Religious Leadership – Religious leaders emphasize God’s control and inherent sinful nature of man. They are directive and authoritarian because they sincerely believe that sacrifice and obedience is what God wants. They are naturally teachers, prophets or apostles who are informational but not relational. They produce compliant servants… who eventually rebel.
Kingdom Leadership – Kingdom leaders realize people are created in God’s image and carry His Spirit and His heart for the Kingdom… “His sheep hear His voice.” They simply connect people with the Father’s voice, that they can already hear, and the desires He’s already written in their hearts (confirmation vs direction).

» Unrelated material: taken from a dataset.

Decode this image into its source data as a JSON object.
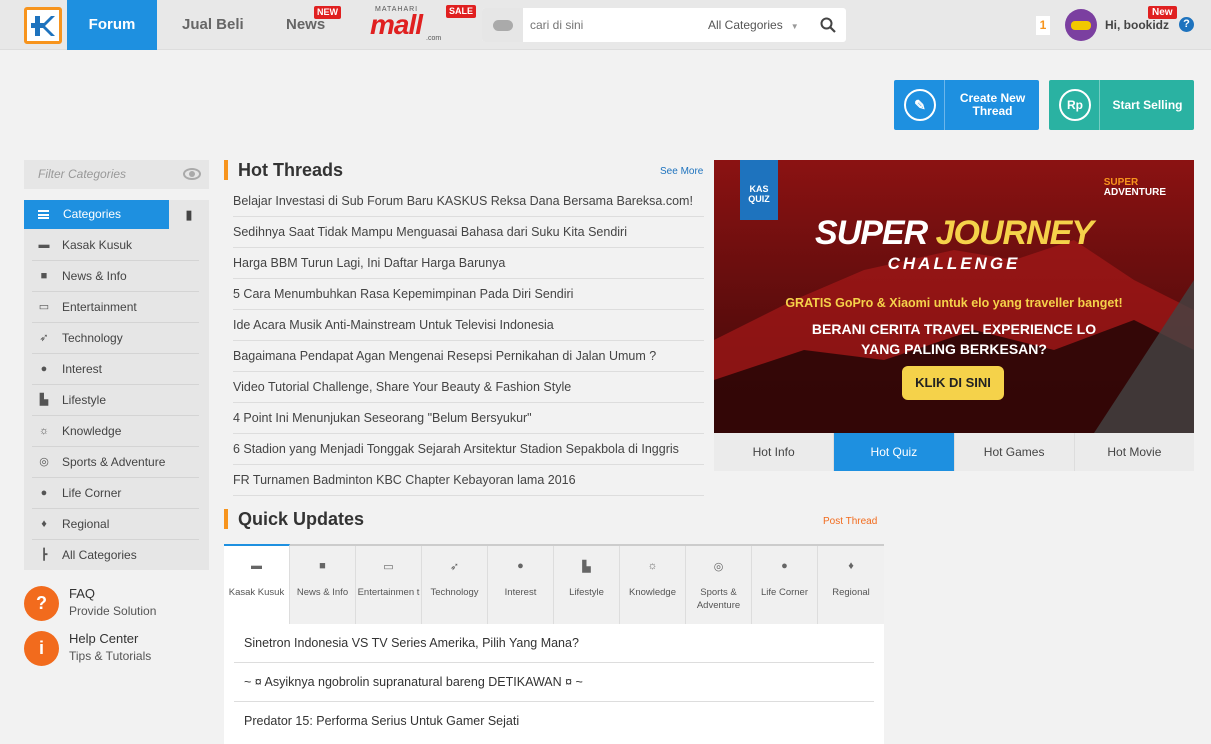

Kingdom leaders train in the way people should go to reach their own destiny instead of funneling them into an institutional program that represents the leader’s vision. These leaders love people, and their goal is to release them into the fullness of what God wrote in their heart. People feel loved, encouraged, empowered and released. Ironically, great movements are spawned in this atmosphere of liberty.
Jesus came to redeem His people, not to judge them. At every turn when we find lost or broken people, it is the nature of God and Godly prophetic people to redeem us from reaping what we have sown. Jesus’ ability to resurrect us from our past and breathe life into the desires of our hearts is an amazing experience in His love and in His presence… that’s the real role of prophetic ministry.
“For God did not send the Son into the world to judge the world, but that the world might be saved through Him. John 3:17 NASU
Practical application – When I encourage people prophetically, I’m not really trying to predict their future and I’m not even trying to guess their mountain correctly. I’m just trying to ask them to articulate the desire of their heart and to help them see if it resonates with their Father’s heart. If they (or I) can say it out loud, we can both hear if it’s real. If it is real, we put the candles on the cake and start the party. If it’s “off” in some way, we try again until we both hear the Father… then we start the party. The Holy Spirit adds all kinds of confirmations and amazing insights to this approach of love and respect. We are pulling them into their own unique identity which is very powerful and exciting.
btw – I read Translating God by Shown Boltz over the holidays – great perspective on the prophetic and part of the inspiration for this blog.